Browser compartmentalization can help you escape the clutches of the data gathering machine.

In a story a part of The Privacy Divide series, Michael Grothaus explains why incognito browsing is not as private as we sometimes assume.

Just because you are using incognito mode, that doesn’t mean your ISP and sites like Google, Facebook, and Amazon can’t track your activity.

This is especially true if you’re logged into any of these sites in your browser, no matter if it’s before or after you’re in an incognito window–the companies can still see everything you do. And it’s the same for any other site you need to log in to. So remember that if you’re logged in to a website, no matter if you are using incognito mode, or even a VPN, the website’s owners can see exactly what you are doing.

In response, Grothaus suggests using different browsers for different purposes, something called browser compartmentalization.

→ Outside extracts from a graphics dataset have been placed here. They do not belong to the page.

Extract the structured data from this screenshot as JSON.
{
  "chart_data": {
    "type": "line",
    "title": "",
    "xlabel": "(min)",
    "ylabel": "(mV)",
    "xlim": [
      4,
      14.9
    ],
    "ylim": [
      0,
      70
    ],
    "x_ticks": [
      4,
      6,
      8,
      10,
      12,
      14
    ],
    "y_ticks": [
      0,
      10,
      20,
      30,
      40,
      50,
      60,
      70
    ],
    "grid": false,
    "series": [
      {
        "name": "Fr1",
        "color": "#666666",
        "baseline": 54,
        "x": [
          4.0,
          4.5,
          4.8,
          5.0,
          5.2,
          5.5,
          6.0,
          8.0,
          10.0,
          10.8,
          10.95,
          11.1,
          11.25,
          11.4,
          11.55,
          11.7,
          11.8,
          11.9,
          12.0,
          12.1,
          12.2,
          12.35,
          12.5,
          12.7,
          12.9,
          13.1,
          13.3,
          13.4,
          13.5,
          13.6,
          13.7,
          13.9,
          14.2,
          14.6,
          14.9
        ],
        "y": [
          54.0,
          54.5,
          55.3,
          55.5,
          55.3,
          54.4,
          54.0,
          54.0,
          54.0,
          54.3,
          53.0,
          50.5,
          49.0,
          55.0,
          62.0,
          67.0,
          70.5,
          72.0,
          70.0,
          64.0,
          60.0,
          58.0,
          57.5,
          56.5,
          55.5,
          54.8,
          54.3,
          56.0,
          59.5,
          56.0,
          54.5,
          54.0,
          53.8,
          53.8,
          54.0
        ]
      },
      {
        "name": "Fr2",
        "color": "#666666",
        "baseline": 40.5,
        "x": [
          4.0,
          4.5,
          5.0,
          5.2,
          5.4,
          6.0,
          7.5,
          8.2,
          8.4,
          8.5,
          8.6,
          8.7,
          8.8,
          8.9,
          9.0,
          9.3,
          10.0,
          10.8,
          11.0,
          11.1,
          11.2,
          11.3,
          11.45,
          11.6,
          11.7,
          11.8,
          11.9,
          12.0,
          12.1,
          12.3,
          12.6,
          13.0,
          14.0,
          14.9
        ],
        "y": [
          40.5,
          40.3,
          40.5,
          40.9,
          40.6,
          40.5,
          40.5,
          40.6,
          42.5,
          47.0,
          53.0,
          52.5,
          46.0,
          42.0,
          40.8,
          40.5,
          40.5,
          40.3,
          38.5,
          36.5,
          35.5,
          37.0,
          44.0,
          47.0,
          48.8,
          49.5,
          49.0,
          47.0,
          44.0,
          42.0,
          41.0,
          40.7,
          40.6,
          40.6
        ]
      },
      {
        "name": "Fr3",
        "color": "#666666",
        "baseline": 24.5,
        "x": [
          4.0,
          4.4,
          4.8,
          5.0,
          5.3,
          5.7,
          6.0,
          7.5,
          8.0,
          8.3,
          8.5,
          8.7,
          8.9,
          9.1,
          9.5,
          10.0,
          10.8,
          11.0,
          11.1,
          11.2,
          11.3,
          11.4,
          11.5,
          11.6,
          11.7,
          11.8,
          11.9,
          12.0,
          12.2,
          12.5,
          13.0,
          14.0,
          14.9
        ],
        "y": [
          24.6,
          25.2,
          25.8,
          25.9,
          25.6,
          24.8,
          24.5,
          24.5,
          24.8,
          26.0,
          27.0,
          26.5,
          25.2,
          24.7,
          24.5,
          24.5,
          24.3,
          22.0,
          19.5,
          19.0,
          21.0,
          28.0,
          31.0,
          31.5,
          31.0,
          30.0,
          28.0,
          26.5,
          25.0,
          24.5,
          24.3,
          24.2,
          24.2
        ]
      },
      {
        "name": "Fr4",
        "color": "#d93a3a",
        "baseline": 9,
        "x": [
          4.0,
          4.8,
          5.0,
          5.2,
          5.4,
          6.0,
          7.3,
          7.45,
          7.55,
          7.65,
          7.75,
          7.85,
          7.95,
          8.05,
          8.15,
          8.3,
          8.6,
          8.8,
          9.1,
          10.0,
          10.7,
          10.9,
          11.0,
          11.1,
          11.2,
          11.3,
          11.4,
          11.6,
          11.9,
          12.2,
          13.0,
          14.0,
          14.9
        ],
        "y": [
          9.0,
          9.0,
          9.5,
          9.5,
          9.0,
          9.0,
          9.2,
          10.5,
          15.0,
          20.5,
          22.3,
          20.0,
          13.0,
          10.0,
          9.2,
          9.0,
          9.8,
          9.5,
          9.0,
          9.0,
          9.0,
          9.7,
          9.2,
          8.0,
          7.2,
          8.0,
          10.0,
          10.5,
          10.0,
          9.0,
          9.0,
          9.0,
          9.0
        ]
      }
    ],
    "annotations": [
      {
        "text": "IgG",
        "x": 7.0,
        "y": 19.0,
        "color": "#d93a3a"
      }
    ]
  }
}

The reason browser compartmentalization works is because web browsers are, for the most part, walled gardens. They don’t share cookies between them, nor other identifiable items like browser history or bookmarks. Thus, when Google or Facebook places a cookie tracker on your “accounts” browser when you log in to their sites so they can track you around the web, this cookie they’ve put on your computer is only accessible through that browser, not any other browser on your computer.

This involves having one browser used for ‘accounts’ and another for ‘browsing’. In regards to browsing, I am reminded of Doug Belshaw’s guide to making a Chromebook more secure.

Liked Goodbye, EdgeHTML

Microsoft is officially giving up on an independent shared platform for the internet. By adopting Chromium, Microsoft hands over control of even more of online life to Google.
This may sound melodramatic, but it’s not. The “browser engines” — Chromium from Google and Gecko Quantum from Mozil…

I liked Colin Devroe’s response to this:

From one point-of-view this move by Microsoft might seem to make total sense. They spin this as “it will be easier for web developers to target one less browser engine”. However, this is exactly what web standards are supposed to afford – developers target the same set of standards and the browser engines, however many there are, target the same set of standards. In theory, having multiple engines shouldn’t make it too much more difficult for developers. In practice, however, it has. But most developers would agree that to avoid a monopoly in the browser market we’d take on the added complexity we’ve had for years. In fact, having multiple browser engines has made browsing on the web better since the competition has led to faster load times, less battery drain, and less computer memory usage … Beard’s call-to-action is to use Firefox. I think you should too. But I would simply say use anything but Chrome for a while just to swing the market in more directions.